The Czech “Benes decrees” are one example.
These decrees, formulated in 1945, legalized the expulsion and expropriation of 3 million Germans. In the 1990s, when the Czech Republic became a candidate to join the European Union, German interest groups insisted that Prague had to abolish the decrees.
But many Czechs feared their neighbors would claim former properties and reoccupy a country that had been freed only recently after decades of occupation.
Above all, there was the conviction that Germans had not been victims.
The Czech government in fact didn’t even touch the decrees, and EU law experts found them to be irrelevant anyway.
But the ball had started rolling.
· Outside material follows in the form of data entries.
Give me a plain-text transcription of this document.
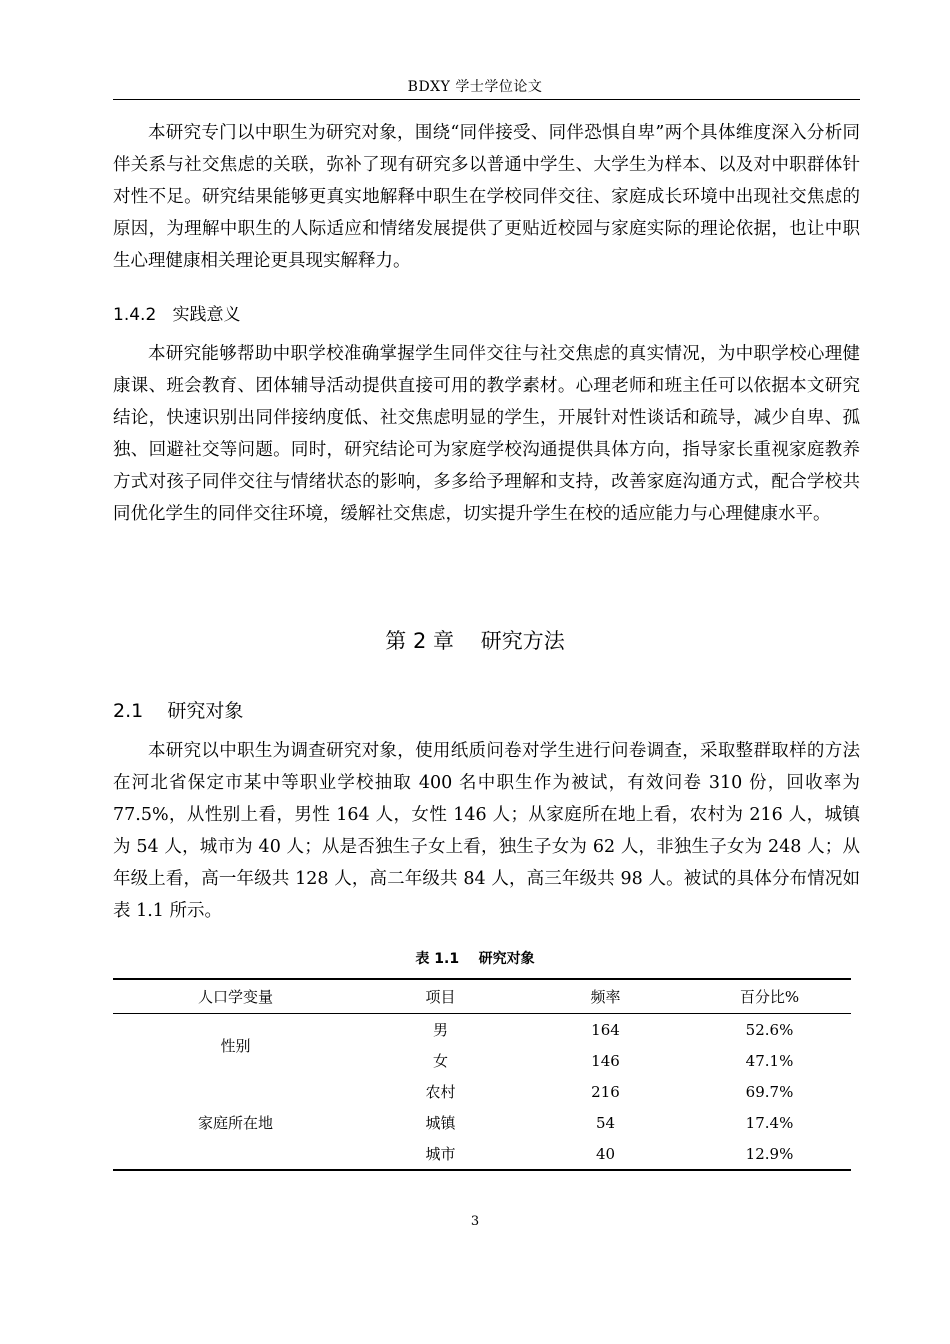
BDXY 学士学位论文

本研究专门以中职生为研究对象，围绕“同伴接受、同伴恐惧自卑”两个具体维度深入分析同伴关系与社交焦虑的关联，弥补了现有研究多以普通中学生、大学生为样本、以及对中职群体针对性不足。研究结果能够更真实地解释中职生在学校同伴交往、家庭成长环境中出现社交焦虑的原因，为理解中职生的人际适应和情绪发展提供了更贴近校园与家庭实际的理论依据，也让中职生心理健康相关理论更具现实解释力。

1.4.2   实践意义

本研究能够帮助中职学校准确掌握学生同伴交往与社交焦虑的真实情况，为中职学校心理健康课、班会教育、团体辅导活动提供直接可用的教学素材。心理老师和班主任可以依据本文研究结论，快速识别出同伴接纳度低、社交焦虑明显的学生，开展针对性谈话和疏导，减少自卑、孤独、回避社交等问题。同时，研究结论可为家庭学校沟通提供具体方向，指导家长重视家庭教养方式对孩子同伴交往与情绪状态的影响，多多给予理解和支持，改善家庭沟通方式，配合学校共同优化学生的同伴交往环境，缓解社交焦虑，切实提升学生在校的适应能力与心理健康水平。

第 2 章    研究方法
2.1    研究对象

本研究以中职生为调查研究对象，使用纸质问卷对学生进行问卷调查，采取整群取样的方法在河北省保定市某中等职业学校抽取 400 名中职生作为被试，有效问卷 310 份，回收率为 77.5%，从性别上看，男性 164 人，女性 146 人；从家庭所在地上看，农村为 216 人，城镇为 54 人，城市为 40 人；从是否独生子女上看，独生子女为 62 人，非独生子女为 248 人；从年级上看，高一年级共 128 人，高二年级共 84 人，高三年级共 98 人。被试的具体分布情况如表 1.1 所示。

表 1.1    研究对象
人口学变量	项目	频率	百分比%
性别	男	164	52.6%
	女	146	47.1%
家庭所在地	农村	216	69.7%
	城镇	54	17.4%
	城市	40	12.9%
3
And the debate’s weight reveals the huge sentiments that had been repressed over the years.
A declaration published last July, signed by prominent personalities such as the former ministers of foreign affairs of Poland and Germany and the Czech president of the Senate, clearly rejected the “mainly national project” of the German Federation.
Last year, Polish Prime Minister Leszek Miller and German Chancellor Gerhard Schroeder publicly confirmed their conviction that any center for the refurbishment of common history had to be a European project and by no means was to be established in Berlin.
“I don’t want the Poles to think we were rewriting history,” said Erika Steinbach, president of BdV.
She takes Poland’s fears seriously, she said.
But in her opinion, Germans first and finally have to start learning about their own past–and, by doing so, break down prejudices and stereotypes. Without a place for study and education, but also for remembering and mourning, Germans will never cope with the displacement, Steinbach said.
When I visit Uncle Helmut’s house now, his Silesian eagle still stares at me from the lobby’s wall.
It doesn’t make me feel angry anymore.
Helmut and I started talking about his escape from Poland in 1945. I started talking to my friends about it too. We realized that almost all of us have some family member who suffered displacement.
The Silesian eagle, I realized, is a part of my story too.